What Are Patents?
Patents grant inventors exclusive rights to their creations for a set period, typically 20 years. This exclusivity is meant to incentivize innovation by allowing inventors to profit. However, for essential medicines like insulin, patents often create monopolies rather than fostering competition.
How are Patents Abused and Misused?
Pharmaceutical companies frequently employ ‘patent evergreening’ to extend their market control. By filing numerous patents for minor variations of a drug or related products like insulin delivery devices, they prolong their monopoly. This practice delays the introduction of more affordable alternatives and keeps prices high.
While generic or unbranded insulins should be cheaper, they are often made by the same companies that produce name-brand insulins, maintaining high prices. Biosimilar insulins, though similar to name-brand options, often require separate prescriptions, complicating access.
Pharmaceutical companies use ‘product hopping’ to shift patients to newer, more expensive drugs. Through marketing strategies like coupons and rebates, they encourage the use of costly insulins, even if older, cheaper options were effective. Insurance companies further complicate matters with prior authorizations and formularies that favor newer insulins, forcing patients to switch and potentially increasing their costs.
While there are exciting developments in insulin research, such as oral formulations and non-refrigerated options, many remain out of reach due to industry practices. Big Pharma uses ‘pay-for-delay’ tactics to block competitors and ‘killer acquisitions’ to prevent new technologies from reaching the market, keeping prices high and stifling innovation.

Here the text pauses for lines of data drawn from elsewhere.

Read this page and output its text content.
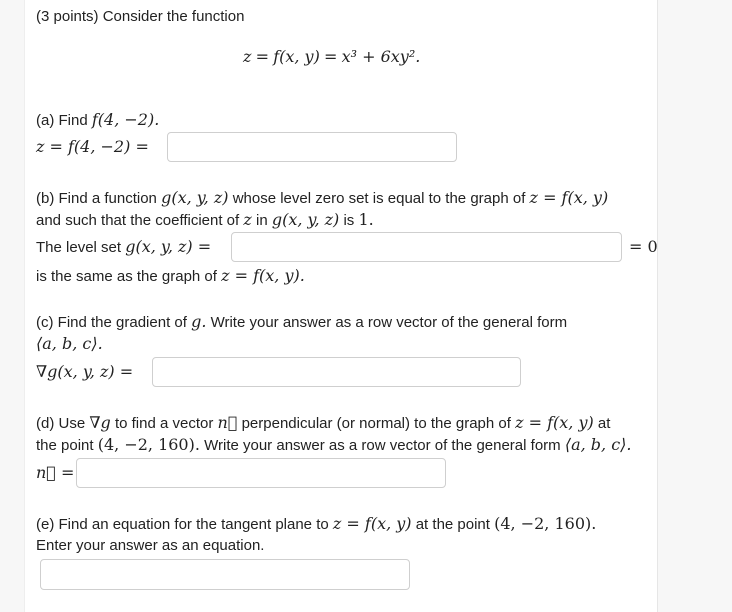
(3 points) Consider the function
z = f(x, y) = x³ + 6xy².
(a) Find f(4, −2).
z = f(4, −2) =
(b) Find a function g(x, y, z) whose level zero set is equal to the graph of z = f(x, y)
and such that the coefficient of z in g(x, y, z) is 1.
The level set g(x, y, z) =	= 0
is the same as the graph of z = f(x, y).
(c) Find the gradient of g. Write your answer as a row vector of the general form
⟨a, b, c⟩.
∇g(x, y, z) =
(d) Use ∇g to find a vector n⃗ perpendicular (or normal) to the graph of z = f(x, y) at
the point (4, −2, 160). Write your answer as a row vector of the general form ⟨a, b, c⟩.
n⃗ =
(e) Find an equation for the tangent plane to z = f(x, y) at the point (4, −2, 160).
Enter your answer as an equation.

Uninsured patients often rely on manufacturer coupons, but these are typically for newer, more expensive products. Manufacturer-sponsored cost-sharing programs can change unpredictably, leaving uninsured patients facing high out-of-pocket costs.
What are the Solutions?
The high price of insulin is a result of systemic issues in the pharmaceutical industry, including patent abuse and monopolistic practices. While these challenges are significant, public pharmaceutical initiatives and compulsory licensing offer hope for a more equitable future. Prioritizing patient needs over corporate profits can make essential medicines like insulin accessible and affordable for all.
Public pharmaceutical companies offer a promising alternative. Public pharmaceutical enterprises are developers, manufacturers, and distributors owned by the public, rather than by private shareholders. By creating competition in the market, public pharma initiatives, like those in California, aim to make medicines, including insulin, more affordable and accessible.
Public funding plays a significant role in drug development. Between 2012 and 2016, every new FDA-approved drug involved National Institute of Health funding. If the public invests in developing new drugs, we should have better access to them. Compulsory licensing can address patent abuse by allowing governments to authorize the production of a drug without the patent holder’s consent if public funds were involved. This approach could ensure that essential medicines, including insulin, are affordable and accessible.